Salazar won and the world lost.
Exellent reporting!
It's my understanding that the US military is the largest consumer of oil products in the country.
Why would any nation want its military supplied with fuel from a foreign company? Doesn't make any sense.
There are laws against giving government contracts to companies that behave unethically.
The same thing should apply to companies like Blackwater and Halliburton. Sadly, Obama is turning out to be just a big a scofflaw as Bush and Cheney.
We'd have a terrific country if the laws all ready on the books were simply enforced.
'Miggy July 5th, 2010 9:14 pm
First, what everyone fails to realize here is simple. The current system of Government and our Representatives are Corrupt Criminals. Period.
No-one fails to realise this.
"FARK.com: (5460374)
BP's London office to hear the buzz about the ...3 Jul 2010...
100 vuvuzela players off Craigslist to play in front of BP's International Headquarters" ... I'd go somewhere just to blow a plastic horn for a few bucks in a split-second. ... BP Offices To Be Serenaded By Orchestra Of Vuvuzelas '
Well, well.. the walls of Jericho might come tumbling down. !
"Abbybwood July 5th, 2010 4:20 pm
Broken record here.....
Again, I will try to help all of you see the forest for the freakin' trees.
The Republican and Democratic Parties are the exact same. They are all working for the corporatist power elite and not for us."

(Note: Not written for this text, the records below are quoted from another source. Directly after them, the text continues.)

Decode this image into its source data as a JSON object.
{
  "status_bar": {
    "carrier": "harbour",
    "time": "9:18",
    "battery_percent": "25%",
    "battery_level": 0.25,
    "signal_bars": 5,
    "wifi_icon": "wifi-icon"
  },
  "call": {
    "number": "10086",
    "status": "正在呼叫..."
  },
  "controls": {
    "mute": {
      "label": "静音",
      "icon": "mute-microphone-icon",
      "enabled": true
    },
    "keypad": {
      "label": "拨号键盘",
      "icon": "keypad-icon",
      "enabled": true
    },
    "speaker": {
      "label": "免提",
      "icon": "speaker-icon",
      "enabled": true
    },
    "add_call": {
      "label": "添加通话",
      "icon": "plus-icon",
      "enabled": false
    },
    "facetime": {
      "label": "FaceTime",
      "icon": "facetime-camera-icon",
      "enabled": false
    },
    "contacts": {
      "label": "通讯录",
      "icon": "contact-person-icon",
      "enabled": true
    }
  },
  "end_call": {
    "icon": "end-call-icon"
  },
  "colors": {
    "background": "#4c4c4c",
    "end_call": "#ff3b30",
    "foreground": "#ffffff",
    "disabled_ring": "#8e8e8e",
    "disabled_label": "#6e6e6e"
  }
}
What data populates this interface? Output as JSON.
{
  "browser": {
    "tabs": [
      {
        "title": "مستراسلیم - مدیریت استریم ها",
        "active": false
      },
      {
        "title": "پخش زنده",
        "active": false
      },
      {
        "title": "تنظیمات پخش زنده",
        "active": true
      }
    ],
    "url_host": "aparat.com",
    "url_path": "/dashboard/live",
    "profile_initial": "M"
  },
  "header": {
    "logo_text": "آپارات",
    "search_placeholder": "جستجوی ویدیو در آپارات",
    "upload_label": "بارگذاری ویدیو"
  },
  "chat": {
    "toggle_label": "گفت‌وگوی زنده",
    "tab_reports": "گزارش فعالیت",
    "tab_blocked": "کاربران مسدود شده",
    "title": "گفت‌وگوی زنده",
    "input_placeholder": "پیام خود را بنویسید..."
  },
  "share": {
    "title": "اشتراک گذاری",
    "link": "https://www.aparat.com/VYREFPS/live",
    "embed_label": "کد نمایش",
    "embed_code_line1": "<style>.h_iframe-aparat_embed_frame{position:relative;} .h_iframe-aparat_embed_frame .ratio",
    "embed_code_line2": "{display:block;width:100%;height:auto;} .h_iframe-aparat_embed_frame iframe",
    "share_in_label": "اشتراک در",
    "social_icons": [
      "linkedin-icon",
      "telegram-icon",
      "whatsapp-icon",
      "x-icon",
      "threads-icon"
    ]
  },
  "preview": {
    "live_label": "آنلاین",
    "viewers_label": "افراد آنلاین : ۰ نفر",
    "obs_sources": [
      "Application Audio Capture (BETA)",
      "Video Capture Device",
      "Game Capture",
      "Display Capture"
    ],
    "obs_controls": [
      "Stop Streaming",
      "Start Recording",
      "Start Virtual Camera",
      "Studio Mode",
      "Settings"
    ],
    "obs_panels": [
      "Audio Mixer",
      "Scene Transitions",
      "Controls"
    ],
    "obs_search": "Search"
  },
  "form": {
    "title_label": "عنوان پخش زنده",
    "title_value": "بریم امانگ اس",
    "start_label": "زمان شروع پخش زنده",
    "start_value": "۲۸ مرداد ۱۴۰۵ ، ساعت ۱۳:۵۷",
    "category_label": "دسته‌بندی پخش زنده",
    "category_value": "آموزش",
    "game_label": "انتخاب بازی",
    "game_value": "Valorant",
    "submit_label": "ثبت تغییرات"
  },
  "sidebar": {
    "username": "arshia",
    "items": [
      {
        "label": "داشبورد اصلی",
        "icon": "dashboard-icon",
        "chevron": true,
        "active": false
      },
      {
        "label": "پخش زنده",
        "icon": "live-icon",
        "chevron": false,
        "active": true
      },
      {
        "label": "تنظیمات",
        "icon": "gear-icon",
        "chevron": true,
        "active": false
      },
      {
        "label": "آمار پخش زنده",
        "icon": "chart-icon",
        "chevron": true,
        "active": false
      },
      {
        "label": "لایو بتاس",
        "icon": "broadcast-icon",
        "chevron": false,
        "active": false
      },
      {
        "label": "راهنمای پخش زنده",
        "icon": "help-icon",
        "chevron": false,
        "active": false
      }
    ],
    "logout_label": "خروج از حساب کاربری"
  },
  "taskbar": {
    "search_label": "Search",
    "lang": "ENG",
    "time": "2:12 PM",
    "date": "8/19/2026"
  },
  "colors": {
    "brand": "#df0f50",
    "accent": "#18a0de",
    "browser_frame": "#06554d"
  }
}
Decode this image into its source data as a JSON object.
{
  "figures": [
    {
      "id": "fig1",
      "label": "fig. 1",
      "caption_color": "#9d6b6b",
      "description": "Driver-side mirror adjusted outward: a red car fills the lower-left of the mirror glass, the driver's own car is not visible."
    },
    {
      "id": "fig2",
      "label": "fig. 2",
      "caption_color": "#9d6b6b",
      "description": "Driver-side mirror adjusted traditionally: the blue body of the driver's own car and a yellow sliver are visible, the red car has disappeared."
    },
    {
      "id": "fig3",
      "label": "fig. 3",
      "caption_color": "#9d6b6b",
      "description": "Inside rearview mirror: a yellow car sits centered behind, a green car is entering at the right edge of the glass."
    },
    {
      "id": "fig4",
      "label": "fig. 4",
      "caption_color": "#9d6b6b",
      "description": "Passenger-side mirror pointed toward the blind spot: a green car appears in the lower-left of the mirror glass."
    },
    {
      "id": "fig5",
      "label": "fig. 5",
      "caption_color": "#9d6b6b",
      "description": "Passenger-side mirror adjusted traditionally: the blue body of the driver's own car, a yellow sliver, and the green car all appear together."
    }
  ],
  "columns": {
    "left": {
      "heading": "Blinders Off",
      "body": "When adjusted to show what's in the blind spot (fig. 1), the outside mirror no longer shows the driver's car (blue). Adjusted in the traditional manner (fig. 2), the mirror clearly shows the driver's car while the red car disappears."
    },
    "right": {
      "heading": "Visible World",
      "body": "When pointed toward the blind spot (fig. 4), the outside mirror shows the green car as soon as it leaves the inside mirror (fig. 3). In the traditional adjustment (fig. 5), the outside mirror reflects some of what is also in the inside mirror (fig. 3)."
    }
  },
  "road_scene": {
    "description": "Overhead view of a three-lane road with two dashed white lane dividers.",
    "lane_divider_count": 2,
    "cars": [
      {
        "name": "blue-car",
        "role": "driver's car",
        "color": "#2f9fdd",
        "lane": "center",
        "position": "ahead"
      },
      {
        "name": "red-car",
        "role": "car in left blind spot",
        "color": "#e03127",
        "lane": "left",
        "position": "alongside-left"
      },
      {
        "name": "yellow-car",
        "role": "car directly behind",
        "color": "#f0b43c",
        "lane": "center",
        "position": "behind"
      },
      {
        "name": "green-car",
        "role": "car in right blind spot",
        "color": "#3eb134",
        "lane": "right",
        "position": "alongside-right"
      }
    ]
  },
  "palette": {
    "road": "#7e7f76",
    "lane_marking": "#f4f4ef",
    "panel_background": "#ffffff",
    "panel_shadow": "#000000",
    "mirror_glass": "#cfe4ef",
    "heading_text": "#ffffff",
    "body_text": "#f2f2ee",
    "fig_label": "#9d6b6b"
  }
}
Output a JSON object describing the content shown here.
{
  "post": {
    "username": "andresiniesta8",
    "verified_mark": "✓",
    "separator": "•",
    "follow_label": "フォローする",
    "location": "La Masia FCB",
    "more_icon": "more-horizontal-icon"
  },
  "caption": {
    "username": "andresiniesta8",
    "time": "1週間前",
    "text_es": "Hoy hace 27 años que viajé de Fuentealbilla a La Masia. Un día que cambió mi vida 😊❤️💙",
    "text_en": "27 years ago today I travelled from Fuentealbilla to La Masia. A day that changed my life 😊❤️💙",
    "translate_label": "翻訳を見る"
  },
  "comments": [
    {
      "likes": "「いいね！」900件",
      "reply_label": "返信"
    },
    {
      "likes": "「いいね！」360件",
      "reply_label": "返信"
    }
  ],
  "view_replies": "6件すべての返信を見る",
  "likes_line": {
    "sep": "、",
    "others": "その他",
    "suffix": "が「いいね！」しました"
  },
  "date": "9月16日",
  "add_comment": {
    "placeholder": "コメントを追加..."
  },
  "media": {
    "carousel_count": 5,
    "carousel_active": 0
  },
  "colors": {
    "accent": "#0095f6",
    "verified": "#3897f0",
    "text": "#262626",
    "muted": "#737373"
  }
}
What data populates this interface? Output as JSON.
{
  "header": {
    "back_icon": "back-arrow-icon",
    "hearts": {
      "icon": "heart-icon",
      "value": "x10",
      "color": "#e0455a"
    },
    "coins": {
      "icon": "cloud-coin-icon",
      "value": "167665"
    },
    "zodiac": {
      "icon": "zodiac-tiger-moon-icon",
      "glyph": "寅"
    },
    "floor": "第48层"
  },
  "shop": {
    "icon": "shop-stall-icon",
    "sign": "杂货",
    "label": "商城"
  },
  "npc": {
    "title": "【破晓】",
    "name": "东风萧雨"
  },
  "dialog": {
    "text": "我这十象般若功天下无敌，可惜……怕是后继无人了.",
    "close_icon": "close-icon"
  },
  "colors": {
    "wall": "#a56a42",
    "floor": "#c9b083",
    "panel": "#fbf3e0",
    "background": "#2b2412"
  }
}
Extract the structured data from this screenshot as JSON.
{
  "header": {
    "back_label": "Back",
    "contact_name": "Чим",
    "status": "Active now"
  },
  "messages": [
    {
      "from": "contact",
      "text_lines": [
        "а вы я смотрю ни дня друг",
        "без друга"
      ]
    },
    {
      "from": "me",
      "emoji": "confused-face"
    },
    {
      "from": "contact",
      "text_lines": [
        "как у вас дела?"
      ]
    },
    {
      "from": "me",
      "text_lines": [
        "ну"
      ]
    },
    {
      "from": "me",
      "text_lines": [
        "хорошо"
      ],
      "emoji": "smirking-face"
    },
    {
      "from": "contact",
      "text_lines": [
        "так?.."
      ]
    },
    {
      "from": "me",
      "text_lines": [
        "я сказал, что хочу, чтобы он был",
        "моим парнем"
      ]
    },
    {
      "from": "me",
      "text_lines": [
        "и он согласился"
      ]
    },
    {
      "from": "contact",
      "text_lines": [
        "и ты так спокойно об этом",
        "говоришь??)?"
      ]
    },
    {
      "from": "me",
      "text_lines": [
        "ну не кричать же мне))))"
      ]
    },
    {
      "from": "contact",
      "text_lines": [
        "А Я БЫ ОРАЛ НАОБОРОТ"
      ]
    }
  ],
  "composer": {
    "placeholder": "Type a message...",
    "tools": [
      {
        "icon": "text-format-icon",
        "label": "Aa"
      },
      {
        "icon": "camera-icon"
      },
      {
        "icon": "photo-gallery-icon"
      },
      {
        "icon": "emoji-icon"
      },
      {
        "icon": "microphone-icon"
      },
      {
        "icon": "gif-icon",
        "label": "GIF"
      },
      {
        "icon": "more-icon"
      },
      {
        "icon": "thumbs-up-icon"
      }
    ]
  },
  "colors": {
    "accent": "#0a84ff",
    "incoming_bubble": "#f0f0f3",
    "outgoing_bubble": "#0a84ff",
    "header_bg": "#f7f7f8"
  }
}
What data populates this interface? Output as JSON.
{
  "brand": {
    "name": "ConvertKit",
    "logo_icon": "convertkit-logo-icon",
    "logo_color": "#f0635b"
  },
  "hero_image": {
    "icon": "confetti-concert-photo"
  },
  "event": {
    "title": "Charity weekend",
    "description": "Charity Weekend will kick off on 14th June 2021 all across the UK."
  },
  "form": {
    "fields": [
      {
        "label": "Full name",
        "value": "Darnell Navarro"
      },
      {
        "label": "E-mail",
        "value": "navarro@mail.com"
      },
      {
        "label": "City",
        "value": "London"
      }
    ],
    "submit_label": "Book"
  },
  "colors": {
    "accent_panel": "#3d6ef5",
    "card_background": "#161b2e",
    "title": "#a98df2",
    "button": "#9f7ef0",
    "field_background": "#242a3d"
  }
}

I have to wonder.. do some people as in this above post really believe they are the intelligent, intellectual prize beings who have come to this amazingly brilliant conclusion, long BEFORE 'everyone else'? haha
I wonder if scorn and sarcasm are the very best way to inform and form alliances? I also wonder if your rather high opinion of your own perceptions as opposed to everyone else's is an unwanted and unwarranted glimpse into your psyche?